HW 05 - Data Wrangling

Getting started

Part I: La Quinta is Spanish for next to Denny’s, Pt. 2

Let’s revisit the Denny’s and La Quinta Inn and Suites data we visualized in the previous lab. Remember that the datasets we’ll use are called dennys and laquinta from the dsbox package.

  1. Filter the Denny’s dataframe for Alaska (AK) and save the result as dn_ak. How many Denny’s locations are there in Alaska?

  2. Filter the La Quinta dataframe for Alaska (AK) and save the result as lq_ak. How many La Quinta locations are there in Alaska?

Next we’ll calculate the distance between all Denny’s and all La Quinta locations in Alaska. Let’s take this step by step:

Step 1: There are 3 Denny’s and 2 La Quinta locations in Alaska. (If you answered differently above, you might want to recheck your answers.)

Step 2: Let’s focus on the first Denny’s location. We’ll need to calculate two distances for it: (1) distance between Denny’s 1 and La Quinta 1 and (2) distance between Denny’s 1 and La Quinta (2).

Step 3: Now let’s consider all Denny’s locations.

  1. How many pairings are there between all Denny’s and all La Quinta locations in Alaska, i.e., how many distances do we need to calculate between the locations of these establishments in Alaska?

In order to calculate these distances we need to first restructure our data to pair the Denny’s and La Quinta locations. To do so, we will join the two data frames.

  1. Join the two data sets dn_ak and lq_ak into a single data set named dn_lq_ak. Keep all rows and columns from both dn_ak and lq_ak data frames.

  2. How many observations are in the joined dn_lq_ak data frame? What are the names of the variables in this data frame.

Now that we have the data in the format we wanted, all that is left is to calculate the distances between the pairs. One way of calculating the distance between any two points on the earth is to use the Haversine distance formula. This formula takes into account the fact that the earth is not flat, but instead spherical.

This function is not available in R, but we have it saved in a file called haversine.R that we can load and then use:

haversine <- function(long1, lat1, long2, lat2, round = 3) {
  # convert to radians
  long1 = long1 * pi / 180
  lat1  = lat1  * pi / 180
  long2 = long2 * pi / 180
  lat2  = lat2  * pi / 180
  
  R = 6371 # Earth mean radius in km
  
  a = sin((lat2 - lat1)/2)^2 + cos(lat1) * cos(lat2) * sin((long2 - long1)/2)^2
  d = R * 2 * asin(sqrt(a))
  
  return( round(d,round) ) # distance in km
}

This function takes five arguments:

  1. The code for the haversine function is included in the hw-05.Rmd template. Adding to the code, document this function with (1) a description, (2) summary of input(s), and (3) summary of outputs.

  2. Calculate the distances between all pairs of Denny’s and La Quinta locations and save this variable as distance. Make sure to save this variable in THE dn_lq_ak data frame so that you can use it later.

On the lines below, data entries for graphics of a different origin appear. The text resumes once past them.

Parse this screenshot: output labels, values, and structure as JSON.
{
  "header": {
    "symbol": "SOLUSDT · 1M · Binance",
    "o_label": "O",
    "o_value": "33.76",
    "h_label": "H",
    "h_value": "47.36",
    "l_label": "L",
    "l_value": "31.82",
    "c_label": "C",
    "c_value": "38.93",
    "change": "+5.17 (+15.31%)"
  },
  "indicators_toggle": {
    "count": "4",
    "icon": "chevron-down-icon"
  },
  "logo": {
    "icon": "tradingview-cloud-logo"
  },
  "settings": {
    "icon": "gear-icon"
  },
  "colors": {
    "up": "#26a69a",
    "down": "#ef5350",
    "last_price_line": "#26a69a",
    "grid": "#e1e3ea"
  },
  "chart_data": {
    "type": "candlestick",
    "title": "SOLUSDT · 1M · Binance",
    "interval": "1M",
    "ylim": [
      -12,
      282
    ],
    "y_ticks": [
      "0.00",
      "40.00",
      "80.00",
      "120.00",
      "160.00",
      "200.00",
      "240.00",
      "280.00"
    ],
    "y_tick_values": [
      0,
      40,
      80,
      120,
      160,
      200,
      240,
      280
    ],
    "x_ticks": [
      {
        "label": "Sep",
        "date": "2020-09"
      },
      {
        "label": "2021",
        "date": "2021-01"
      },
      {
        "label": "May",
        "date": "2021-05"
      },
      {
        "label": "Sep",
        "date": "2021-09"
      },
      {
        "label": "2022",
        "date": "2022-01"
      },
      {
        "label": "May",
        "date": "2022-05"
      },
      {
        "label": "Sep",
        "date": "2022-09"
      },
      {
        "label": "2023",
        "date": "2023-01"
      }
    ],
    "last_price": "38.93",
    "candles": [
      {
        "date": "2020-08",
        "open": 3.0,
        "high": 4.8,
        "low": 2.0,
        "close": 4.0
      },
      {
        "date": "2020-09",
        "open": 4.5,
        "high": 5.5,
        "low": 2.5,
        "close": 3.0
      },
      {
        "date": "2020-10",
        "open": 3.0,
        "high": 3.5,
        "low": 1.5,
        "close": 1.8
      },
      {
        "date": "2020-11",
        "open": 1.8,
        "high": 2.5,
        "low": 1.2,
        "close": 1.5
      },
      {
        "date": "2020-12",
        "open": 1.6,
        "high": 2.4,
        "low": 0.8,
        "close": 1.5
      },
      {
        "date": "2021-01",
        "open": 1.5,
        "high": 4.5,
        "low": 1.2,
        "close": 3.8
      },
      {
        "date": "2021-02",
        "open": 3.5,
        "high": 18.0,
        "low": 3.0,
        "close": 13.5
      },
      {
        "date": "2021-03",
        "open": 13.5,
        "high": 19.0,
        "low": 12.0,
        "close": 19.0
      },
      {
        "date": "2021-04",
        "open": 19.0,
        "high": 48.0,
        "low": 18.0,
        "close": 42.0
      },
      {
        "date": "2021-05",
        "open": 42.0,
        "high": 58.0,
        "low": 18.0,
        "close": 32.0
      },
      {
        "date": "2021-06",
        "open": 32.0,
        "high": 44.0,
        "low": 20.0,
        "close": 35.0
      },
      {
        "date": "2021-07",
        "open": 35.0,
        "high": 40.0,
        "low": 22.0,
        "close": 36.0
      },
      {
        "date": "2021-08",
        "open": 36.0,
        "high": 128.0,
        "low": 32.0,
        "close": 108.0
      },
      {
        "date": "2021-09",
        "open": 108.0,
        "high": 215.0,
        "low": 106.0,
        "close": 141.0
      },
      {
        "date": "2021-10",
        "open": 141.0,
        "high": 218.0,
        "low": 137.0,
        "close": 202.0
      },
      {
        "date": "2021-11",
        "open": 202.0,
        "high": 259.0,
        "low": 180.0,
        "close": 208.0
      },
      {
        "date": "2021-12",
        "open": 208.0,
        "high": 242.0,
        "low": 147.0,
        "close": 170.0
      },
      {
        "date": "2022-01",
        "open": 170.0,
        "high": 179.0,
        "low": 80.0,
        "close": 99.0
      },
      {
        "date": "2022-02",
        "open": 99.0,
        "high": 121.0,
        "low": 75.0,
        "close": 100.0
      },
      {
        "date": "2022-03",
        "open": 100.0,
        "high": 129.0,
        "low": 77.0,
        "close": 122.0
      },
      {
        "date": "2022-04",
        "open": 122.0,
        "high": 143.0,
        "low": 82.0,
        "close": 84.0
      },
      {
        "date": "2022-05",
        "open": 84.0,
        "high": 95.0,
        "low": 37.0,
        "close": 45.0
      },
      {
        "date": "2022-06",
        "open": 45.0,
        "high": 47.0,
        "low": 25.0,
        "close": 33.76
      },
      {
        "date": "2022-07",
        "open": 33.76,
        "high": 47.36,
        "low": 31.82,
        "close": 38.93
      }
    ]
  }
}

  3. Calculate the minimum distance between a Denny’s and La Quinta for each Denny’s location. To do so, you will need to group by Denny’s locations (addresses) and calculate a new variable called closets that stores the information for the minimum distance.

  4. Describe the distribution of the distances between Denny’s and the nearest La Quinta locations in Alaska. Also include an appropriate visualization and relevant summary statistics.

  5. Repeat the same analysis for a state of your choosing, different than the ones we covered so far: (i) filter Denny’s and La Quinta Data Frames for your chosen state, (ii) join these data frames to get a complete list of all possible pairings, (iii) calculate the distances between all possible pairings of Denny’s and La Quinta in your chosen state, (iv) find the minimum distance between each Denny’s and La Quinta location, (v) visualize and describe the distribution of these shortest distances using appropriate summary statistics.

Part II: History of Baseball

For this question, a subset of the tables contained in the History of Baseball database are available. Additional details are available here: https://www.kaggle.com/seanlahman/the-history-of-baseball. The following tables will be used for these questions:

player <- read_csv("https://math.montana.edu/shancock/data/player.csv")
all_star <- read_csv("https://math.montana.edu/shancock/data/all_star.csv")
salary <- read_csv("https://math.montana.edu/shancock/data/salary.csv")
  1. How many players were born in Montana?

  2. Print a table that contains each player born in Montana. The table should contain the player_id as well as given name and their total salary across all years (i.e., the sum of all the salaries across years). If salary is not available (pre-1985), include the player but have an NA for salary.

  3. Create a long dataset for that contains the yearly salaries of David Ortiz, Derek Jeter, and Troy Tulowitzki.

  4. Create a wide dataset for that contains the yearly salaries of David Ortiz, Derek Jeter, and Troy Tulowitzki.